Bishop McKnight offered the Saturday evening Vigil Mass Aug. 5 in Immaculate Conception Church in Jefferson City, during which he formally admitted seminarian Shane Kliethermes, who begins his theology studies at Mundelein Seminary in Chicago this month, into candidacy for the Priesthood.

“Trusting in the Lord, we will assist you with our charity and our prayers,” the bishop told Mr. Kliethermes.

It was the Vigil Mass for the Feast of the Transfiguration of the Lord. The feastday celebrates how Jesus’s divine glory was revealed to three of his Apostles when they joined him in prayer atop Mount Tabor in the Holy Land.

The Rite of Admission to Candidacy is a pivotal step in the journey to ordained Priesthood. It is celebrated when a seminarian has reached a maturity of purpose in his formation and has demonstrated the necessary qualifications for ordination.

“From this day forward, you must cultivate your vocation in greater depth,” Bishop McKnight told Mr. Kliethermes, a native of Immaculate Conception Parish. “To that end, make particular use of whatever means may be offered to you for your help and support by the ecclesial community entrusted with this task.”

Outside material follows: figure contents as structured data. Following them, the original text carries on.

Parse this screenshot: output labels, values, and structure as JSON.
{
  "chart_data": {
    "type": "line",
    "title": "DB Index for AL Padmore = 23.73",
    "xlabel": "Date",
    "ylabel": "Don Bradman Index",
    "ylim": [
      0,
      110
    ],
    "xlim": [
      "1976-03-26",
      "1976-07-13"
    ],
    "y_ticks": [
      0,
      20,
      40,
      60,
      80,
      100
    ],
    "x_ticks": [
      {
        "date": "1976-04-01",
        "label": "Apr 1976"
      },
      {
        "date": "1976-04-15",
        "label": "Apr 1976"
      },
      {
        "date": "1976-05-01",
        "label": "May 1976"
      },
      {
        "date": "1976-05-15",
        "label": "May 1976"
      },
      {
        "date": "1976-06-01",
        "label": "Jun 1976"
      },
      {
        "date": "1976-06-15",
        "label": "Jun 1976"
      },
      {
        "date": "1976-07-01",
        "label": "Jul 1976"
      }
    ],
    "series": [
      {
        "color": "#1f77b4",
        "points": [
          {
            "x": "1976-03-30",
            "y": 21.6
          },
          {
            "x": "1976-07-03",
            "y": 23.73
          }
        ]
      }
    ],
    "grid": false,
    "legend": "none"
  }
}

In the presence of the bishop and the people, Mr. Kliethermes expressed his intention to complete his preparation for Holy Orders, and his resolve to fully invest himself to that end, so that he will serve Christ and the Church faithfully.

Joining Bishop McKnight at the altar were Father Anthony Onyeihe, associate pastor of Immaculate Conception Parish; Father Donald Antweiler, who served as pastor from 2015 to 2022; and Father Paul Clark, vocation director for the diocese.

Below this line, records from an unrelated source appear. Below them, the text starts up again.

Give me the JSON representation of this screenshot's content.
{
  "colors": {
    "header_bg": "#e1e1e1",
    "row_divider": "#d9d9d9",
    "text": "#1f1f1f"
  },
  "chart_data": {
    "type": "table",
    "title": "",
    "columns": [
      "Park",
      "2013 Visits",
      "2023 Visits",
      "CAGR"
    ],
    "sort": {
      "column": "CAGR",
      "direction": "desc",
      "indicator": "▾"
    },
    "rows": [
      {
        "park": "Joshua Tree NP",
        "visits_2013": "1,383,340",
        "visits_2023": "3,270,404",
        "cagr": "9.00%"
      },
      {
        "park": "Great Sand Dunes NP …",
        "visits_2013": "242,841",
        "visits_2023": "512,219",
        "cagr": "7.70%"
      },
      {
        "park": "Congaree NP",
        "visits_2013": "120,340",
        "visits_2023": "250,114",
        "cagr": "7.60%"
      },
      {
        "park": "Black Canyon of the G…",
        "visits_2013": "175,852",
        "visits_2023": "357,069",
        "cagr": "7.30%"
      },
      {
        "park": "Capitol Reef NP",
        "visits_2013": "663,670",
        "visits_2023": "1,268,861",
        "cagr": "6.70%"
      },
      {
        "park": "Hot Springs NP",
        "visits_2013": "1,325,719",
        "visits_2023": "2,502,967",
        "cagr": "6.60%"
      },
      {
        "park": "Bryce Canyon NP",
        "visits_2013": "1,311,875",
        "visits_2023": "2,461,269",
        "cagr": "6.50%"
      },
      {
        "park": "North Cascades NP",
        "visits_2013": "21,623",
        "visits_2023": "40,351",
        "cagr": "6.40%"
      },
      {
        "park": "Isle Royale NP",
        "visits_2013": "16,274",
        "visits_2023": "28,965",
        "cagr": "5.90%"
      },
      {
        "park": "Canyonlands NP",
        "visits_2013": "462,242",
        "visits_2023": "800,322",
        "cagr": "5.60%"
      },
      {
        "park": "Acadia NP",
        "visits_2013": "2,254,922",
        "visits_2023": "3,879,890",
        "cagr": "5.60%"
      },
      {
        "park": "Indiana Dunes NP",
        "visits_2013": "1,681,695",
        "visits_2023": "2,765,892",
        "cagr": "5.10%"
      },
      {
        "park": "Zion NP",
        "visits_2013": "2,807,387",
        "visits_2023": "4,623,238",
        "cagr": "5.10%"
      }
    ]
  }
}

Mr. Kliethermes and seven of his nine fellow seminarians of this diocese, each preparing to return to studies and formation after spending the summer here, assisted the bishop during the Mass as servers and in various other roles at and near the altar.

In his homily, Bishop Mc­Knight noted that the Transfiguration took place while Jesus was traveling to Jerusalem, where he knew he would give up his life and be raised up three days later.

The bishop reminded the people that the Catholic faith is bound up in Jesus’s death and resurrection.

“There is no greater way to reveal the love of God for us than becoming man to die for me, for you!” he stated.

“Our churches are to be a kind of Mount Tabor everywhere throughout the world and in every community,” the bishop said. “This is where we go when life gets rough — the difficulties of our various vocations, the providence of God at work in our lives.”

At Baptism, all believers are incorporated into the sonship of the Son — “that special relationship that the Son of God has with the Father in the inner life of the Holy Trinity,” the bishop noted.

That initiation obligates all who are baptized to treat each other with respect and to recognize the image and likeness of God in every person.

The bishop noted that all who have a priestly vocation share in the same Baptism as the people they’re called to serve.

“From among the baptized, the Church calls men into the ministry of the Priesthood to share in Christ’s prophetic, priestly and royal ministry, in service and in charity, in service to the revelation of God,” he stated.

He said Mr. Kliethermes has completed what is now known as the Discipleship Phase of his priestly formation.

“And now, he is about to enter a new phase, more immediate to ordination, that the Church calls the Configuration Phase of priestly formation,” he said.

As part of the Rite of Candidacy, Mr. Kliethermes stood before the bishop and stated his intention to live according to the Gospel and be strengthened in faith, hope and charity.

“By practicing these virtues, you will grow in a spirit of prayer and in zeal for winning all people for Christ,” Bishop McKnight told him.

The bishop asked God to bless Mr. Klietheremes, “so that he may persevere in his vocation, and clinging to Christ, the Priest, with sincere charity may able to take up apostolic office worthily.”

At the end of Mass, the bishop asked everyone present to “take a good look at the seminarians in the sanctuary” and to continue praying for them.

“One or more of them may serve in your parish someday in the future,” he stated.